Second-Order Adjoint Method for Quantum Optimal Control
Harish S. Bhat
TL;DR
The paper addresses efficient quantum optimal control of molecular systems governed by the time-dependent Schrödinger equation by deriving and implementing a second-order adjoint method that provides exact gradients and Hessians. The authors build on a discretize-then-optimize framework, derive forward state and backward adjoint (and second-order adjoint) systems, and implement them on GPUs using JAX to achieve near-linear scaling with the number of time steps.
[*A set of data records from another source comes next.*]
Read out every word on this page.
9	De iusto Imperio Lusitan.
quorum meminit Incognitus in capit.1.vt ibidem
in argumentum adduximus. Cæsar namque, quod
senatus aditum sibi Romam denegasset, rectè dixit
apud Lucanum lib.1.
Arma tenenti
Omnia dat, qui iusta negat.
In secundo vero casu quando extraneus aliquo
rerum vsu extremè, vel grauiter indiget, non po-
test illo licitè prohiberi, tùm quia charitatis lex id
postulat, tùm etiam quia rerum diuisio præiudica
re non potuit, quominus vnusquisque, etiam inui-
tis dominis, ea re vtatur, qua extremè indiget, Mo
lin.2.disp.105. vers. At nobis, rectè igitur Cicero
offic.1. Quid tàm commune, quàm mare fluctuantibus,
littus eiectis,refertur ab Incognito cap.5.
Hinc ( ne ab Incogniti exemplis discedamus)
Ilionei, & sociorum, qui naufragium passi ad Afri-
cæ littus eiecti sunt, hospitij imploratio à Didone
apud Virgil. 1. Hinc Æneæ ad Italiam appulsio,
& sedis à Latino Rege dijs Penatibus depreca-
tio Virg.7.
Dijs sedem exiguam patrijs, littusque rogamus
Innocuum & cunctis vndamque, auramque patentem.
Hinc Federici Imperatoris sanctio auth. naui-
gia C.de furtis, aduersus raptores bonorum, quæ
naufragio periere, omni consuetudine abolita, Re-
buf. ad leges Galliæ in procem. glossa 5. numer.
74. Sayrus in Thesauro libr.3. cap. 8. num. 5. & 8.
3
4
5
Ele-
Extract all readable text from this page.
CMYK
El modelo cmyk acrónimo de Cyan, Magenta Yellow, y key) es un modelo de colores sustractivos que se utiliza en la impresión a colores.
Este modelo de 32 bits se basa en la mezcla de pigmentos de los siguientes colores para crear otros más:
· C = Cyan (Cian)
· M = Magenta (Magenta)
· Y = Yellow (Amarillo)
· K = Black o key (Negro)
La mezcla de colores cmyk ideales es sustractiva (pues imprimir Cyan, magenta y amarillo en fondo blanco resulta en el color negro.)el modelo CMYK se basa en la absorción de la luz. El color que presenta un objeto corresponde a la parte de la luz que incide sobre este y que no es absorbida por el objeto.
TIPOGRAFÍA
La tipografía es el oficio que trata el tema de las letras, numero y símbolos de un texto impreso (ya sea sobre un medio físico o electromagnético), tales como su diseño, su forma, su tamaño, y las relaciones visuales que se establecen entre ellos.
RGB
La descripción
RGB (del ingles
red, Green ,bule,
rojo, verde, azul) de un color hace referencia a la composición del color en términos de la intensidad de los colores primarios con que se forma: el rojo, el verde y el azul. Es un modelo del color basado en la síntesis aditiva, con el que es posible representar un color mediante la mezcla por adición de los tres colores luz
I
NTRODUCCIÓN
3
Empirical results on small molecules (e.g., H$_2$, HeH$^+$) in STO-3G and 6-31G bases show that Hessian-enabled Newton optimization converges faster (fewer iterations and wall time) than first-order methods while delivering comparable solution quality and near-zero final-state errors. The work demonstrates the practicality of exact Hessians for quantum control with arbitrary control parameterizations and provides open-source code for broader adoption.
Abstract
We derive and implement a second-order adjoint method to compute exact gradients and Hessians for a prototypical quantum optimal control problem, that of solving for the minimal energy applied electric field that drives a molecule from a given initial state to a desired target state. For small to moderately sized systems, we demonstrate a vectorized GPU implementation of a second-order adjoint method that computes both Hessians and gradients with wall times only marginally more than those required to compute gradients via commonly used first-order adjoint methods. Pairing our second-order adjoint method with a trust region optimizer (a type of Newton method), we show that it outperforms a first-order method, requiring significantly fewer iterations and wall time to find optimal controls for four molecular systems. Our derivation of the second-order adjoint method allows for arbitrary parameterizations of the controls.